The learning experience can be significantly enhanced using a three-dimensional training station 200 shown in FIG. 6. The three-dimensional training station 200, which is described in Applicant's co-pending patent application filed concurrently herewith, the specification of which is incorporated herein by reference, includes a support frame 202 that supports a plurality of display surfaces 204, which may be computer monitors or backlit projection screens arranged in a configuration that permits a display of the instrumentation and controls to be displayed using interactive graphical representations that are arranged in space in a way that substantially corresponds a three-dimensional location of the control panel's layout of the real complex system.
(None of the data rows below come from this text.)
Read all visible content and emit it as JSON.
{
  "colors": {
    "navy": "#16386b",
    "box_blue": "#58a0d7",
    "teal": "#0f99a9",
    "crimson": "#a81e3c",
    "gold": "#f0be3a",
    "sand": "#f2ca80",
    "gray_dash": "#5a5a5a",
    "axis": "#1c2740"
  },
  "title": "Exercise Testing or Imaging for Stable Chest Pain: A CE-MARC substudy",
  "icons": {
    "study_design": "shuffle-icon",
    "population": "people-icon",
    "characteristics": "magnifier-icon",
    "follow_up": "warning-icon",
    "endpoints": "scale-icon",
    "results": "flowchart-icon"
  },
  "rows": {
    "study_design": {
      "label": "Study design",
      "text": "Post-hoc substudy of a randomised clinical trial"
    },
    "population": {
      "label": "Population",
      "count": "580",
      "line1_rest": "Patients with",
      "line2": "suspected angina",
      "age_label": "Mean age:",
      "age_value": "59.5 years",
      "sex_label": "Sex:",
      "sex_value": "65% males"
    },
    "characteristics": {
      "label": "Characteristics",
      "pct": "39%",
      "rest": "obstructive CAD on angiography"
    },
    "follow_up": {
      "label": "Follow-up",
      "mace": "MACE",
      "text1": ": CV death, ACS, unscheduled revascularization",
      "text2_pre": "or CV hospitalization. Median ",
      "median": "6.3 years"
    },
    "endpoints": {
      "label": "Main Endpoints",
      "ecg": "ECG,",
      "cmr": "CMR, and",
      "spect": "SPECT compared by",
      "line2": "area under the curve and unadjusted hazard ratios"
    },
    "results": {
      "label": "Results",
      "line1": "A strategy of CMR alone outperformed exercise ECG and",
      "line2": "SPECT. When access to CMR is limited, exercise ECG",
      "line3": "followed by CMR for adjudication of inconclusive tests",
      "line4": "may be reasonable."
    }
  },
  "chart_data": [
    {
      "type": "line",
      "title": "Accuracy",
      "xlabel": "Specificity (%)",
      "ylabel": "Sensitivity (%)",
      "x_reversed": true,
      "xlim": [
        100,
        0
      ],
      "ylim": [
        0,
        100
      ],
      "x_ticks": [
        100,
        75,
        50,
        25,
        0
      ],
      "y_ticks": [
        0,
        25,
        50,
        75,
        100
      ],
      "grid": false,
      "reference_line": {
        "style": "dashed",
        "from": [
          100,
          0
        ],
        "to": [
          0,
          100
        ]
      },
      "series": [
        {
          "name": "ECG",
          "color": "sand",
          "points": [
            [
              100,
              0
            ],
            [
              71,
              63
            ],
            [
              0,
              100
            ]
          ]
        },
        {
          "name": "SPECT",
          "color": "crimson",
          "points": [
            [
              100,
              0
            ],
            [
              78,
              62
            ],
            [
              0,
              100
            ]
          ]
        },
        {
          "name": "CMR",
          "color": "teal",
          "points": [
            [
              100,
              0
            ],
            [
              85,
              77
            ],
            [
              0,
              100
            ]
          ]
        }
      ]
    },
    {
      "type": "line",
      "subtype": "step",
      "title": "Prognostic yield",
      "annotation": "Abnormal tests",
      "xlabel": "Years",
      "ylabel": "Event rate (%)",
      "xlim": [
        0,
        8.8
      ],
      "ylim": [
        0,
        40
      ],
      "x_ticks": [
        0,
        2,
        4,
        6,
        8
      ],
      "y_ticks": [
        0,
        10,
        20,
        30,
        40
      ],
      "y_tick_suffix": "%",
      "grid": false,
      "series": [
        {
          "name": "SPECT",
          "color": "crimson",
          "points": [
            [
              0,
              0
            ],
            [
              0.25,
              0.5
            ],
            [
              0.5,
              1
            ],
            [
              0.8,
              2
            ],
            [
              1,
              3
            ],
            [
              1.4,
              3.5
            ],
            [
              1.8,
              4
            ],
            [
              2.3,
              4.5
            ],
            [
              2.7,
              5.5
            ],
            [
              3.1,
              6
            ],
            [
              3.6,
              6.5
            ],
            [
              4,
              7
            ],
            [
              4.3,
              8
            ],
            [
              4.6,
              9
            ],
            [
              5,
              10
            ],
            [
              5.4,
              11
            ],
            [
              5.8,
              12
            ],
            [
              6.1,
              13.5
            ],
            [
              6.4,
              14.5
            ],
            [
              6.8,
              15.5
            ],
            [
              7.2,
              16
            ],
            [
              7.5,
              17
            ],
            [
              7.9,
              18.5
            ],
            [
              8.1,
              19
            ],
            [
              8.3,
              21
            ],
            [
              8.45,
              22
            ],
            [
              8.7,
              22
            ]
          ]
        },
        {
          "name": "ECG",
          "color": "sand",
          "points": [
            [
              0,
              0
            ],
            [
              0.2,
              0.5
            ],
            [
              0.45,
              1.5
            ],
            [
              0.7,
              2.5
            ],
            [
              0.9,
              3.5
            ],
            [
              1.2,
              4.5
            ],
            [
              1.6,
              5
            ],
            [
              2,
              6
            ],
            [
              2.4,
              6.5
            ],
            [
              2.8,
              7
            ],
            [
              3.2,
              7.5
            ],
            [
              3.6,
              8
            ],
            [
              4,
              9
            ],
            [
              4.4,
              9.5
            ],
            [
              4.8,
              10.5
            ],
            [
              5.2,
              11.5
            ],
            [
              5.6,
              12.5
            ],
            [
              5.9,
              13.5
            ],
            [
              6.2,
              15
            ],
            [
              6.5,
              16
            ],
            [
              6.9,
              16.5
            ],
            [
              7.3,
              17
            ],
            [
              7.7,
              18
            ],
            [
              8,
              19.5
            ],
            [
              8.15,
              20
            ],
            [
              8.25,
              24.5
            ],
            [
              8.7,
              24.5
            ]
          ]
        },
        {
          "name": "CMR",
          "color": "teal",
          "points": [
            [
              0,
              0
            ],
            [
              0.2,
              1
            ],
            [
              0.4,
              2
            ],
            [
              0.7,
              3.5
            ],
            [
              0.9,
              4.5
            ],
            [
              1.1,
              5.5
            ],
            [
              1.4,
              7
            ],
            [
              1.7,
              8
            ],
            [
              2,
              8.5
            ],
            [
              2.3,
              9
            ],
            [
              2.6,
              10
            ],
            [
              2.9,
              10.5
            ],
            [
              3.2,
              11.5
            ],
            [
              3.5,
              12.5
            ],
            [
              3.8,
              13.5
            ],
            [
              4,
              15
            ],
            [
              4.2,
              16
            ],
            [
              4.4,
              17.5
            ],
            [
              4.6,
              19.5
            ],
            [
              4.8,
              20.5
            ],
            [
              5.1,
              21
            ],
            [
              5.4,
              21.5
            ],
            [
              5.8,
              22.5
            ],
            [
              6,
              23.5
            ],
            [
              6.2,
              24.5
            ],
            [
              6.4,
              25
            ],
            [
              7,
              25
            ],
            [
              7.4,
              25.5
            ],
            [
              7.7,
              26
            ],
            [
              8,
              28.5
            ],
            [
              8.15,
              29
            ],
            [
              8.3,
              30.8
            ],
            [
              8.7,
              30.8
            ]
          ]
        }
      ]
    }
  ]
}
This implementation of a display device for the self-paced training component 24 is particularly advantageous in that it permits the student 31 to learn (obtain knowledge), practice and obtain skills to perform integrated procedures (including muscle memory) that must be learned to operate and maintain the simulated complex system in a matter that is critical to the performance of the system, the safety of the system and those around it and the productive life of the system.
As will be understood by those skilled in the art, the embodiments of the invention described above represent only one of many ways in which a method of training integrated procedures using self-paced training courseware can be implemented. The embodiments of the invention are therefore intended to be exemplary only and the scope of the invention is intended to be limited solely by the scope of the appended claims.